Anyone have any idea what's wrong with my system?


----------



## adamk (Oct 28, 2011)

It means that either that kernel module is already loaded, or that driver is compiled directly into the kernel.  It does not, necessarily, mean that anything is wrong with your system.

Adam


----------



## alie (Oct 28, 2011)

adamk said:
			
		

> It means that either that kernel module is already loaded, or that driver is compiled directly into the kernel.  It does not, necessarily, mean that anything is wrong with your system.
> 
> Adam



Thanks for the reply, but is there any work around to solve this issue?


----------



## adamk (Oct 28, 2011)

There is no issue to solve...  If you dislike seeing the message for some strange reason, check to see if ng_ubt is already loaded as a module and, if so, find the spot in your system's start up where it's trying to get loaded a second time, and disable it.

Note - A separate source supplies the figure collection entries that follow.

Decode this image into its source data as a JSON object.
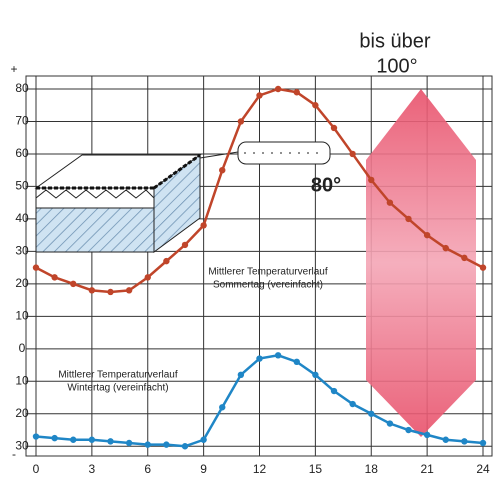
{
  "chart_data": {
    "type": "line",
    "x": [
      0,
      1,
      2,
      3,
      4,
      5,
      6,
      7,
      8,
      9,
      10,
      11,
      12,
      13,
      14,
      15,
      16,
      17,
      18,
      19,
      20,
      21,
      22,
      23,
      24
    ],
    "series": [
      {
        "color": "#c0452a",
        "values": [
          25,
          22,
          20,
          18,
          17.5,
          18,
          22,
          27,
          32,
          38,
          55,
          70,
          78,
          80,
          79,
          75,
          68,
          60,
          52,
          45,
          40,
          35,
          31,
          28,
          25
        ]
      },
      {
        "color": "#1f86c6",
        "values": [
          -27,
          -27.5,
          -28,
          -28,
          -28.5,
          -29,
          -29.5,
          -29.5,
          -30,
          -28,
          -18,
          -8,
          -3,
          -2,
          -4,
          -8,
          -13,
          -17,
          -20,
          -23,
          -25,
          -26.5,
          -28,
          -28.5,
          -29
        ]
      }
    ],
    "xlim": [
      0,
      24
    ],
    "ylim": [
      -33,
      84
    ],
    "xticks": [
      0,
      3,
      6,
      9,
      12,
      15,
      18,
      21,
      24
    ],
    "yticks": [
      80,
      70,
      60,
      50,
      40,
      30,
      20,
      10,
      0,
      {
        "value": -10,
        "label": "10"
      },
      {
        "value": -20,
        "label": "20"
      },
      {
        "value": -30,
        "label": "30"
      }
    ],
    "grid": true,
    "y_signs": [
      "+",
      "-"
    ],
    "annotations": {
      "max_top": "bis über",
      "max_bottom": "100°",
      "roof": "80°",
      "summer": [
        "Mittlerer Temperaturverlauf",
        "Sommertag (vereinfacht)"
      ],
      "winter": [
        "Mittlerer Temperaturverlauf",
        "Wintertag (vereinfacht)"
      ]
    }
  }
}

Or just don't look at the message.


----------



## wblock@ (Oct 28, 2011)

alie said:
			
		

> Thanks for the reply, but is there any work around to solve this issue ?



Remove the line loading that module from /boot/loader.conf.  It's not a workaround, it's a cure!


----------



## alie (Oct 29, 2011)

wblock@ said:
			
		

> Remove the line loading that module from /boot/loader.conf.  It's not a workaround, it's a cure!



That's it the issue, i couldn't find ng_ubt on /boot/loader.conf


----------



## wblock@ (Oct 29, 2011)

Oh, it's Bluetooth, not the wireless I thought on first look.  Rebuild your kernel without that module.  The newish /etc/devd/usb.conf is loading it on detection.


----------